The majority of this writing concerns the hot topic of the author’s anonymity. Naturally this is the focus of most journalists’ emailed questions (no face-to-face contact, of course, which has historically fired up the rumours about Ferrante being a man or even a collective of hoaxers).
She could close these questions down with a simple “no comment” but is far too interested in herself to do that. Instead she presents a series of lengthy analyses on why privacy is important to her: she is a particularly special sort of writer who can’t do it unless she is doing it in secret; she mistrusts the media and the cult of the literary personality. She warns us that she might lie about her personal life if asked. Which sorely tempts one to come over all teacher/parent and ask, “What’s so special about you, young lady? Think there’s one rule for you and one for everyone else?” Although that sort of invocation of the super-ego would delight Ferrante and ignite an epic disquisition on the role of the parent in literature.
Parents and children are an obsession for her and she writes that the tension in the mother-daughter relationship is at the base of her creative output. It is also the way she sees herself in relation to her books; as a mother who must detach her creations from her body.
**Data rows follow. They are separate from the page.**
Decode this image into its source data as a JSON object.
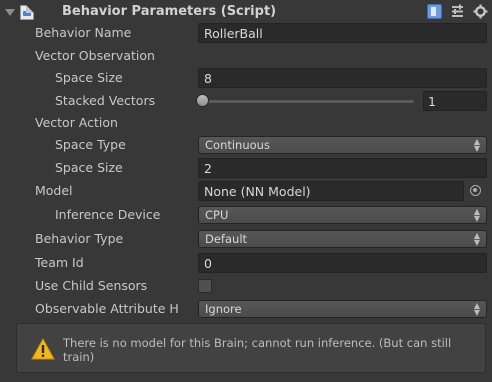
{
  "header": {
    "title": "Behavior Parameters (Script)"
  },
  "fields": {
    "behavior_name": {
      "label": "Behavior Name",
      "value": "RollerBall"
    },
    "vector_observation": {
      "label": "Vector Observation"
    },
    "space_size_obs": {
      "label": "Space Size",
      "value": "8"
    },
    "stacked_vectors": {
      "label": "Stacked Vectors",
      "value": "1",
      "slider_fraction": 0.0
    },
    "vector_action": {
      "label": "Vector Action"
    },
    "space_type": {
      "label": "Space Type",
      "value": "Continuous"
    },
    "space_size_act": {
      "label": "Space Size",
      "value": "2"
    },
    "model": {
      "label": "Model",
      "value": "None (NN Model)"
    },
    "inference_device": {
      "label": "Inference Device",
      "value": "CPU"
    },
    "behavior_type": {
      "label": "Behavior Type",
      "value": "Default"
    },
    "team_id": {
      "label": "Team Id",
      "value": "0"
    },
    "use_child_sensors": {
      "label": "Use Child Sensors",
      "checked": false
    },
    "observable_attribute": {
      "label": "Observable Attribute H",
      "value": "Ignore"
    }
  },
  "help": {
    "message": "There is no model for this Brain; cannot run inference. (But can still train)"
  },
  "colors": {
    "background": "#383838",
    "field": "#2a2a2a",
    "warning": "#f2b81c"
  }
}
Ferrante is far too interested in herself to say ‘no comment’ to personal questions
One of the most rewarding passages is a beautifully nuanced discussion of clothing in art and literature — specifically a mother’s clothes; their smell and shape. Yet this, as so many subjects she raises in this necessarily uneasy book, brings to mind one of the mis-truths she has allowed us to believe about her life: that her mother was a poor dressmaker in Naples. If Gatti’s research is correct, her mother was a teacher in Rome. Even the title, Frantumaglia, is said to come from something her Neapolitan mama used to say in dialect when a mass of troubling thoughts and feelings would crowd her romantic southern mind. However, family friends say that her Jewish mother spoke Italian with a strong German accent, having fled her homeland in the Second World War.
Just as she feared, these questions about Ferrante’s identity are an annoying distraction from a body of work that is impressively broad and sophisticated. In Frantumaglia there are some outstanding passages of literary criticism, feminist theory, film studies, sociology and philosophy. As a reader one longs to forget the gossip about her identity and just appreciate her as a critical thinker. Yet she has said she will not be able to write if the Ferrante persona is compromised.
If Gatti’s unmasking of her means her quarter- century career in fiction is at an end, her fans will want to kill him. For me, however, apparently the only woman who was left unmoved by her overwrought, look-at-me Neapolitan novels, the prospect of her writing only this sort of blistering cultural criticism from now on is rather wonderful.